Critics’ Picks

Wolfgang Tillmans, Fespa Digital/Fruit Logistica Grid, 2012, 128 offset prints, overall 4’ 9” x 14’ 9”.

Wolfgang Tillmans, Fespa Digital/Fruit Logistica Grid, 2012, 128 offset prints, overall 4’ 9” x 14’ 9”.

New York

Wolfgang Tillmans

Andrea Rosen Gallery
544 West 24th Street
May 4–June 22, 2013

In Wolfgang Tillmans’s latest exhibition of casual snapshots, abstractions, and framed and unframed photographs—many from his recent “Neue Welt” exhibition at the Kunsthalle Zurich—he suggests that a single image always contains multitudes. Jeddah mall I, 2012, evinces this idea in a wonderfully literal way. The ink-jet print depicts a woman shrouded in a black burqa riding an escalator in a Saudi Arabian shopping mall. The gleaming mirror finish of the escalator sends reflections skittering around the surrounding store windows and fixtures while her opaque figure cuts the only interruption in this frenzied, fun-house industryscape. It’s a timely reminder that traditions often coexist uneasily with modernity’s sleek environments and technology’s engineered clangor.

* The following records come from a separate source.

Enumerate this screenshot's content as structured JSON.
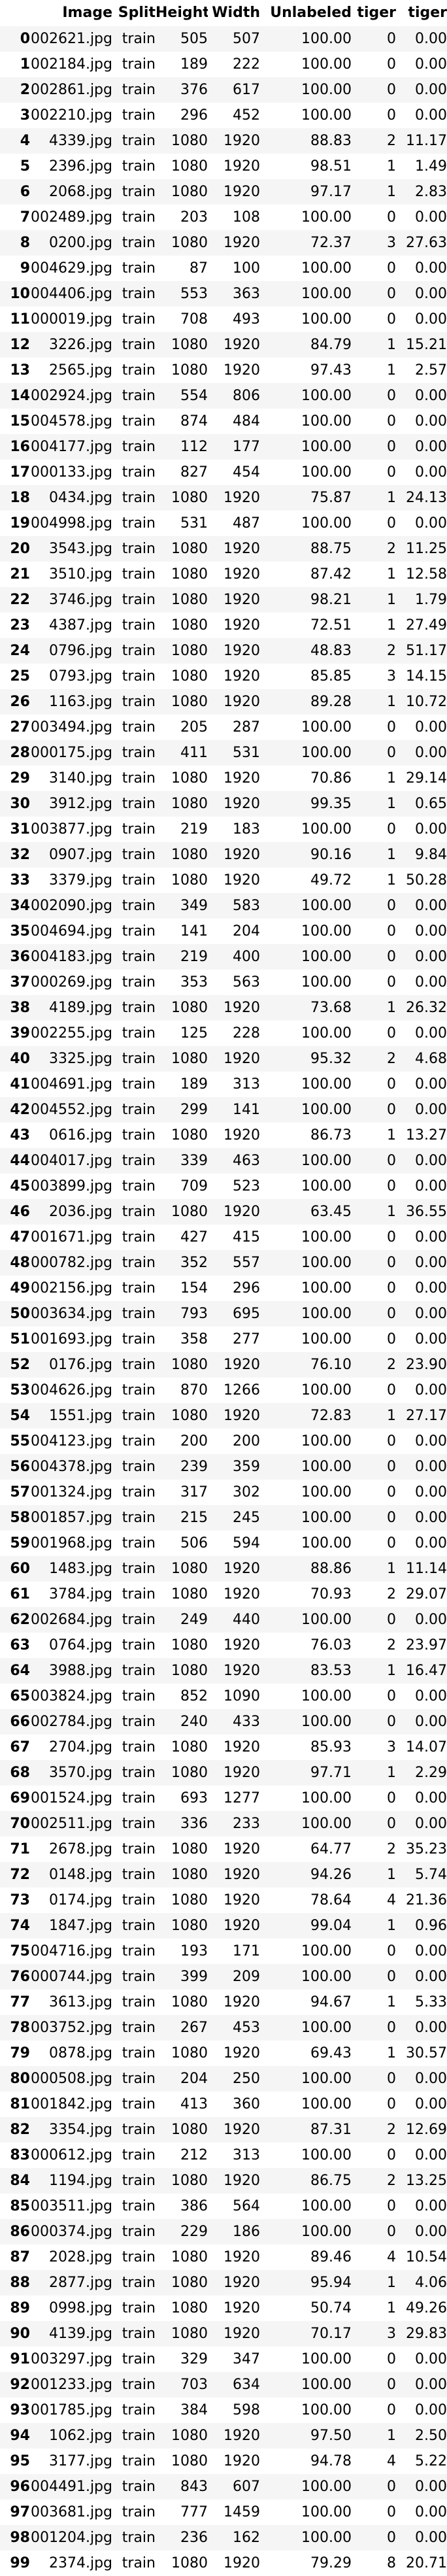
{
  "table": {
    "columns": [
      "",
      "Image",
      "Split",
      "Height",
      "Width",
      "Unlabeled",
      "tiger",
      "tiger"
    ],
    "rows": [
      [
        "0",
        "002621.jpg",
        "train",
        "505",
        "507",
        "100.00",
        "0",
        "0.00"
      ],
      [
        "1",
        "002184.jpg",
        "train",
        "189",
        "222",
        "100.00",
        "0",
        "0.00"
      ],
      [
        "2",
        "002861.jpg",
        "train",
        "376",
        "617",
        "100.00",
        "0",
        "0.00"
      ],
      [
        "3",
        "002210.jpg",
        "train",
        "296",
        "452",
        "100.00",
        "0",
        "0.00"
      ],
      [
        "4",
        "4339.jpg",
        "train",
        "1080",
        "1920",
        "88.83",
        "2",
        "11.17"
      ],
      [
        "5",
        "2396.jpg",
        "train",
        "1080",
        "1920",
        "98.51",
        "1",
        "1.49"
      ],
      [
        "6",
        "2068.jpg",
        "train",
        "1080",
        "1920",
        "97.17",
        "1",
        "2.83"
      ],
      [
        "7",
        "002489.jpg",
        "train",
        "203",
        "108",
        "100.00",
        "0",
        "0.00"
      ],
      [
        "8",
        "0200.jpg",
        "train",
        "1080",
        "1920",
        "72.37",
        "3",
        "27.63"
      ],
      [
        "9",
        "004629.jpg",
        "train",
        "87",
        "100",
        "100.00",
        "0",
        "0.00"
      ],
      [
        "10",
        "004406.jpg",
        "train",
        "553",
        "363",
        "100.00",
        "0",
        "0.00"
      ],
      [
        "11",
        "000019.jpg",
        "train",
        "708",
        "493",
        "100.00",
        "0",
        "0.00"
      ],
      [
        "12",
        "3226.jpg",
        "train",
        "1080",
        "1920",
        "84.79",
        "1",
        "15.21"
      ],
      [
        "13",
        "2565.jpg",
        "train",
        "1080",
        "1920",
        "97.43",
        "1",
        "2.57"
      ],
      [
        "14",
        "002924.jpg",
        "train",
        "554",
        "806",
        "100.00",
        "0",
        "0.00"
      ],
      [
        "15",
        "004578.jpg",
        "train",
        "874",
        "484",
        "100.00",
        "0",
        "0.00"
      ],
      [
        "16",
        "004177.jpg",
        "train",
        "112",
        "177",
        "100.00",
        "0",
        "0.00"
      ],
      [
        "17",
        "000133.jpg",
        "train",
        "827",
        "454",
        "100.00",
        "0",
        "0.00"
      ],
      [
        "18",
        "0434.jpg",
        "train",
        "1080",
        "1920",
        "75.87",
        "1",
        "24.13"
      ],
      [
        "19",
        "004998.jpg",
        "train",
        "531",
        "487",
        "100.00",
        "0",
        "0.00"
      ],
      [
        "20",
        "3543.jpg",
        "train",
        "1080",
        "1920",
        "88.75",
        "2",
        "11.25"
      ],
      [
        "21",
        "3510.jpg",
        "train",
        "1080",
        "1920",
        "87.42",
        "1",
        "12.58"
      ],
      [
        "22",
        "3746.jpg",
        "train",
        "1080",
        "1920",
        "98.21",
        "1",
        "1.79"
      ],
      [
        "23",
        "4387.jpg",
        "train",
        "1080",
        "1920",
        "72.51",
        "1",
        "27.49"
      ],
      [
        "24",
        "0796.jpg",
        "train",
        "1080",
        "1920",
        "48.83",
        "2",
        "51.17"
      ],
      [
        "25",
        "0793.jpg",
        "train",
        "1080",
        "1920",
        "85.85",
        "3",
        "14.15"
      ],
      [
        "26",
        "1163.jpg",
        "train",
        "1080",
        "1920",
        "89.28",
        "1",
        "10.72"
      ],
      [
        "27",
        "003494.jpg",
        "train",
        "205",
        "287",
        "100.00",
        "0",
        "0.00"
      ],
      [
        "28",
        "000175.jpg",
        "train",
        "411",
        "531",
        "100.00",
        "0",
        "0.00"
      ],
      [
        "29",
        "3140.jpg",
        "train",
        "1080",
        "1920",
        "70.86",
        "1",
        "29.14"
      ],
      [
        "30",
        "3912.jpg",
        "train",
        "1080",
        "1920",
        "99.35",
        "1",
        "0.65"
      ],
      [
        "31",
        "003877.jpg",
        "train",
        "219",
        "183",
        "100.00",
        "0",
        "0.00"
      ],
      [
        "32",
        "0907.jpg",
        "train",
        "1080",
        "1920",
        "90.16",
        "1",
        "9.84"
      ],
      [
        "33",
        "3379.jpg",
        "train",
        "1080",
        "1920",
        "49.72",
        "1",
        "50.28"
      ],
      [
        "34",
        "002090.jpg",
        "train",
        "349",
        "583",
        "100.00",
        "0",
        "0.00"
      ],
      [
        "35",
        "004694.jpg",
        "train",
        "141",
        "204",
        "100.00",
        "0",
        "0.00"
      ],
      [
        "36",
        "004183.jpg",
        "train",
        "219",
        "400",
        "100.00",
        "0",
        "0.00"
      ],
      [
        "37",
        "000269.jpg",
        "train",
        "353",
        "563",
        "100.00",
        "0",
        "0.00"
      ],
      [
        "38",
        "4189.jpg",
        "train",
        "1080",
        "1920",
        "73.68",
        "1",
        "26.32"
      ],
      [
        "39",
        "002255.jpg",
        "train",
        "125",
        "228",
        "100.00",
        "0",
        "0.00"
      ],
      [
        "40",
        "3325.jpg",
        "train",
        "1080",
        "1920",
        "95.32",
        "2",
        "4.68"
      ],
      [
        "41",
        "004691.jpg",
        "train",
        "189",
        "313",
        "100.00",
        "0",
        "0.00"
      ],
      [
        "42",
        "004552.jpg",
        "train",
        "299",
        "141",
        "100.00",
        "0",
        "0.00"
      ],
      [
        "43",
        "0616.jpg",
        "train",
        "1080",
        "1920",
        "86.73",
        "1",
        "13.27"
      ],
      [
        "44",
        "004017.jpg",
        "train",
        "339",
        "463",
        "100.00",
        "0",
        "0.00"
      ],
      [
        "45",
        "003899.jpg",
        "train",
        "709",
        "523",
        "100.00",
        "0",
        "0.00"
      ],
      [
        "46",
        "2036.jpg",
        "train",
        "1080",
        "1920",
        "63.45",
        "1",
        "36.55"
      ],
      [
        "47",
        "001671.jpg",
        "train",
        "427",
        "415",
        "100.00",
        "0",
        "0.00"
      ],
      [
        "48",
        "000782.jpg",
        "train",
        "352",
        "557",
        "100.00",
        "0",
        "0.00"
      ],
      [
        "49",
        "002156.jpg",
        "train",
        "154",
        "296",
        "100.00",
        "0",
        "0.00"
      ],
      [
        "50",
        "003634.jpg",
        "train",
        "793",
        "695",
        "100.00",
        "0",
        "0.00"
      ],
      [
        "51",
        "001693.jpg",
        "train",
        "358",
        "277",
        "100.00",
        "0",
        "0.00"
      ],
      [
        "52",
        "0176.jpg",
        "train",
        "1080",
        "1920",
        "76.10",
        "2",
        "23.90"
      ],
      [
        "53",
        "004626.jpg",
        "train",
        "870",
        "1266",
        "100.00",
        "0",
        "0.00"
      ],
      [
        "54",
        "1551.jpg",
        "train",
        "1080",
        "1920",
        "72.83",
        "1",
        "27.17"
      ],
      [
        "55",
        "004123.jpg",
        "train",
        "200",
        "200",
        "100.00",
        "0",
        "0.00"
      ],
      [
        "56",
        "004378.jpg",
        "train",
        "239",
        "359",
        "100.00",
        "0",
        "0.00"
      ],
      [
        "57",
        "001324.jpg",
        "train",
        "317",
        "302",
        "100.00",
        "0",
        "0.00"
      ],
      [
        "58",
        "001857.jpg",
        "train",
        "215",
        "245",
        "100.00",
        "0",
        "0.00"
      ],
      [
        "59",
        "001968.jpg",
        "train",
        "506",
        "594",
        "100.00",
        "0",
        "0.00"
      ],
      [
        "60",
        "1483.jpg",
        "train",
        "1080",
        "1920",
        "88.86",
        "1",
        "11.14"
      ],
      [
        "61",
        "3784.jpg",
        "train",
        "1080",
        "1920",
        "70.93",
        "2",
        "29.07"
      ],
      [
        "62",
        "002684.jpg",
        "train",
        "249",
        "440",
        "100.00",
        "0",
        "0.00"
      ],
      [
        "63",
        "0764.jpg",
        "train",
        "1080",
        "1920",
        "76.03",
        "2",
        "23.97"
      ],
      [
        "64",
        "3988.jpg",
        "train",
        "1080",
        "1920",
        "83.53",
        "1",
        "16.47"
      ],
      [
        "65",
        "003824.jpg",
        "train",
        "852",
        "1090",
        "100.00",
        "0",
        "0.00"
      ],
      [
        "66",
        "002784.jpg",
        "train",
        "240",
        "433",
        "100.00",
        "0",
        "0.00"
      ],
      [
        "67",
        "2704.jpg",
        "train",
        "1080",
        "1920",
        "85.93",
        "3",
        "14.07"
      ],
      [
        "68",
        "3570.jpg",
        "train",
        "1080",
        "1920",
        "97.71",
        "1",
        "2.29"
      ],
      [
        "69",
        "001524.jpg",
        "train",
        "693",
        "1277",
        "100.00",
        "0",
        "0.00"
      ],
      [
        "70",
        "002511.jpg",
        "train",
        "336",
        "233",
        "100.00",
        "0",
        "0.00"
      ],
      [
        "71",
        "2678.jpg",
        "train",
        "1080",
        "1920",
        "64.77",
        "2",
        "35.23"
      ],
      [
        "72",
        "0148.jpg",
        "train",
        "1080",
        "1920",
        "94.26",
        "1",
        "5.74"
      ],
      [
        "73",
        "0174.jpg",
        "train",
        "1080",
        "1920",
        "78.64",
        "4",
        "21.36"
      ],
      [
        "74",
        "1847.jpg",
        "train",
        "1080",
        "1920",
        "99.04",
        "1",
        "0.96"
      ],
      [
        "75",
        "004716.jpg",
        "train",
        "193",
        "171",
        "100.00",
        "0",
        "0.00"
      ],
      [
        "76",
        "000744.jpg",
        "train",
        "399",
        "209",
        "100.00",
        "0",
        "0.00"
      ],
      [
        "77",
        "3613.jpg",
        "train",
        "1080",
        "1920",
        "94.67",
        "1",
        "5.33"
      ],
      [
        "78",
        "003752.jpg",
        "train",
        "267",
        "453",
        "100.00",
        "0",
        "0.00"
      ],
      [
        "79",
        "0878.jpg",
        "train",
        "1080",
        "1920",
        "69.43",
        "1",
        "30.57"
      ],
      [
        "80",
        "000508.jpg",
        "train",
        "204",
        "250",
        "100.00",
        "0",
        "0.00"
      ],
      [
        "81",
        "001842.jpg",
        "train",
        "413",
        "360",
        "100.00",
        "0",
        "0.00"
      ],
      [
        "82",
        "3354.jpg",
        "train",
        "1080",
        "1920",
        "87.31",
        "2",
        "12.69"
      ],
      [
        "83",
        "000612.jpg",
        "train",
        "212",
        "313",
        "100.00",
        "0",
        "0.00"
      ],
      [
        "84",
        "1194.jpg",
        "train",
        "1080",
        "1920",
        "86.75",
        "2",
        "13.25"
      ],
      [
        "85",
        "003511.jpg",
        "train",
        "386",
        "564",
        "100.00",
        "0",
        "0.00"
      ],
      [
        "86",
        "000374.jpg",
        "train",
        "229",
        "186",
        "100.00",
        "0",
        "0.00"
      ],
      [
        "87",
        "2028.jpg",
        "train",
        "1080",
        "1920",
        "89.46",
        "4",
        "10.54"
      ],
      [
        "88",
        "2877.jpg",
        "train",
        "1080",
        "1920",
        "95.94",
        "1",
        "4.06"
      ],
      [
        "89",
        "0998.jpg",
        "train",
        "1080",
        "1920",
        "50.74",
        "1",
        "49.26"
      ],
      [
        "90",
        "4139.jpg",
        "train",
        "1080",
        "1920",
        "70.17",
        "3",
        "29.83"
      ],
      [
        "91",
        "003297.jpg",
        "train",
        "329",
        "347",
        "100.00",
        "0",
        "0.00"
      ],
      [
        "92",
        "001233.jpg",
        "train",
        "703",
        "634",
        "100.00",
        "0",
        "0.00"
      ],
      [
        "93",
        "001785.jpg",
        "train",
        "384",
        "598",
        "100.00",
        "0",
        "0.00"
      ],
      [
        "94",
        "1062.jpg",
        "train",
        "1080",
        "1920",
        "97.50",
        "1",
        "2.50"
      ],
      [
        "95",
        "3177.jpg",
        "train",
        "1080",
        "1920",
        "94.78",
        "4",
        "5.22"
      ],
      [
        "96",
        "004491.jpg",
        "train",
        "843",
        "607",
        "100.00",
        "0",
        "0.00"
      ],
      [
        "97",
        "003681.jpg",
        "train",
        "777",
        "1459",
        "100.00",
        "0",
        "0.00"
      ],
      [
        "98",
        "001204.jpg",
        "train",
        "236",
        "162",
        "100.00",
        "0",
        "0.00"
      ],
      [
        "99",
        "2374.jpg",
        "train",
        "1080",
        "1920",
        "79.29",
        "8",
        "20.71"
      ]
    ]
  }
}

In another room, Tillmans offers a radical perspective on globalization with Fespa Digital/Fruit Logistica Grid, 2012, 128 offset pages from his newest book individually Scotch-taped to a wall. Juxtaposing shots from a digital printing fair with eerily similar ones from a Berlin-based fresh produce trade show, these are picture postcards from the image-industrial complex. What’s most troubling here are the surreal portraits of vibrantly colored produce festooning booths and sealed in plastic on light-box shelves, implying that food, formerly a basic need, is now a commodity subject to the values of progress and improvement built into design, industry, and digital technology. The issue of a globalized market of food parallels the crisis of the unique art object in an age when technology enables a flood of both cheap, synthetic products masquerading as sustenance and easy digital images with illusions of meaning. Tillmans’s pictures stand out because they address that overflow of imagery and information and insist we consider the political implications of images now primarily functioning as foot soldiers for desire-producing industries.